País
PJ investiga acesso indevido a dados clínicos de centenas de crianças
Está a ser investigado pela Polícia Judiciária o acesso indevido aos dados clínicos de centenas de crianças através do portal do SNS. Um pirata informático terá acedido às credenciais de um médico e conseguiu assim acesso aos processos de centenas de crianças. Foi aberto inquérito esta quinta-feira.
(em atualização)
A Ordem dos Médicos recebeu dezenas de queixas relativas a esta alegada consulta indevida de processos clínicos de crianças por parte de um médico da ULS Alto Minho.
“O compromisso das credenciais do médico terá resultado no acesso indevido a registos administrativos, não clínicos, de diversos utentes, entre os quais crianças”, refere o comunicado.
A Unidade Local de Saúde do Alto Minho esclarece, ainda, que informou as entidades competentes para a apreciação da ocorrência de possíveis atos ilícitos.
Contactado pela RTP, os Serviços Partilhados do Ministério da Saúde diz que “não comenta casos concretos relacionados com matérias de segurança ou cibersegurança”.
“Assegura, porém, que todas as comunicações de possíveis incidentes de cibersegurança são analisadas e que está em permanente articulação com as autoridades competentes. Sempre que há indícios de factos ilícitos, estes seguem os trâmites instituídos”, adianta a entidade, em resposta à RTP.
O Portal da Queixa já recebeu várias denúncias neste sentido.“Assegura, porém, que todas as comunicações de possíveis incidentes de cibersegurança são analisadas e que está em permanente articulação com as autoridades competentes. Sempre que há indícios de factos ilícitos, estes seguem os trâmites instituídos”, adianta a entidade, em resposta à RTP.

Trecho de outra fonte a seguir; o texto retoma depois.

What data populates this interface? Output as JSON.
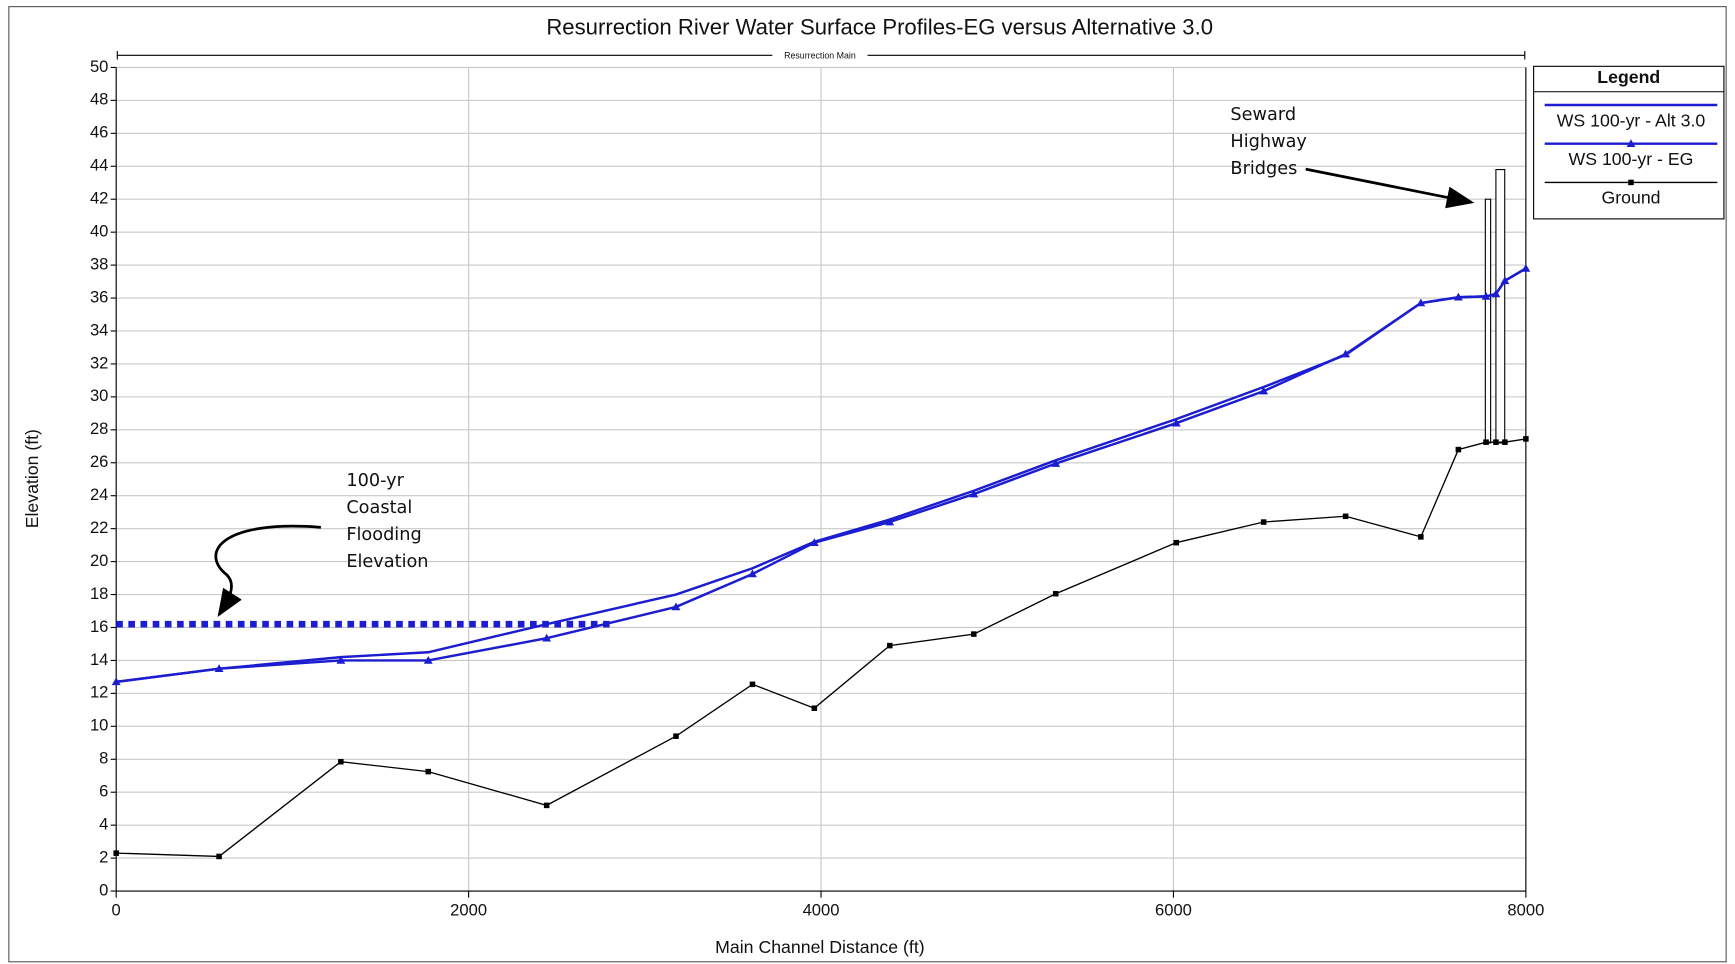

Ordem dos Médicos desencadeou procedimentos internos
O bastonário da Ordem dos Médicos, Carlos Cortes, afirmou que a Ordem recebeu na quinta-feira à noite "um aviso" sobre esta situação, tendo desenvolvido procedimentos internos para tentar averiguar se se tratava de "um ato de má conduta deontológica".

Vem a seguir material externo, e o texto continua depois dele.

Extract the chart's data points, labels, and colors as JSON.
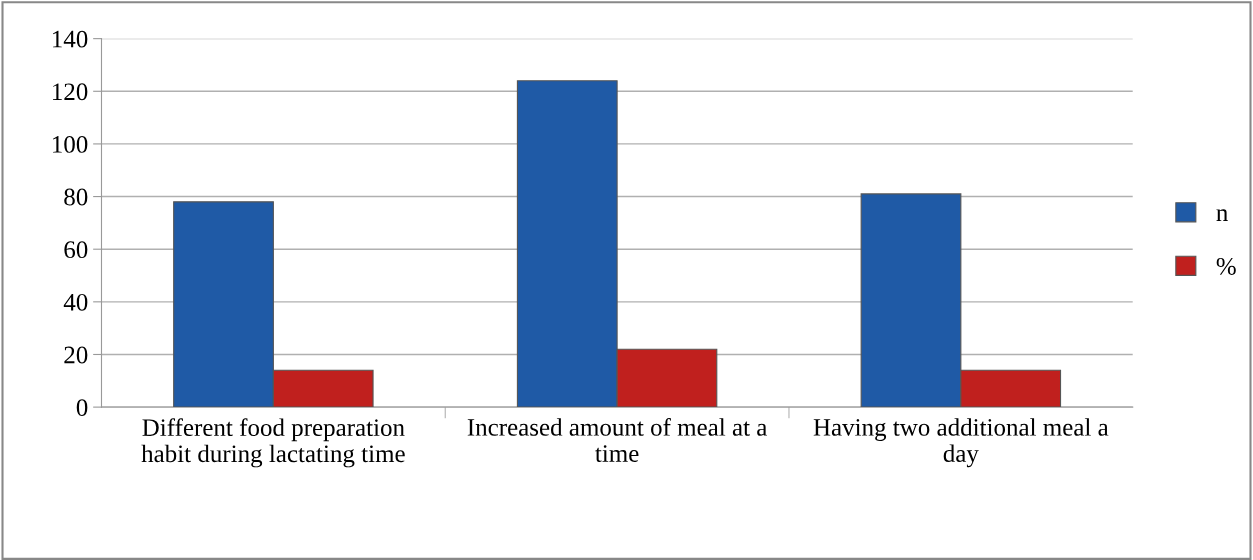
{
  "chart_data": {
    "type": "bar",
    "categories": [
      "Different food preparation habit during lactating time",
      "Increased amount of meal at a time",
      "Having two additional meal a day"
    ],
    "series": [
      {
        "name": "n",
        "color": "#1f5aa6",
        "values": [
          78,
          124,
          81
        ]
      },
      {
        "name": "%",
        "color": "#c0201e",
        "values": [
          14,
          22,
          14
        ]
      }
    ],
    "ylim": [
      0,
      140
    ],
    "yticks": [
      0,
      20,
      40,
      60,
      80,
      100,
      120,
      140
    ],
    "grid": "y",
    "legend": "right"
  }
}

Revelou que esta manhã a Ordem dos Médicos enviou ofícios ao Ministério Público, aos Serviços Partilhados do Ministério da Saúde e à ULS do Alto Minho, onde o médico exerce.
"Eu próprio contactei todas estas entidades diretamente, também estou a tentar perceber - dada a dimensão da situação e as dezenas de queixas que a Ordem dos Médicos já recebeu hoje de manhã - e tanto quanto é possível perceber, até ao momento, (...) parece que estamos perante uma situação de cibersegurança, de falha em termos de segurança informática", salientou.
Carlos Cortes sublinhou que esta suspeita "ainda tem que ser apurada pelas entidades competentes, que não é a Ordem dos Médicos".
De acordo com esses relatos, alguns pais terão recebido alertas sobre acessos aos processos dos seus filhos, sobretudo crianças pequenas, o que terá levado a contactos com centros de saúde e, em alguns casos, à apresentação de queixas junto das autoridades de saúde e da polícia.
Nas redes sociais, vários utentes relataram alegados acessos indevidos a processos clínicos de crianças através do SNS 24, com notificações a indicar consultas aos registos médicos em diferentes locais.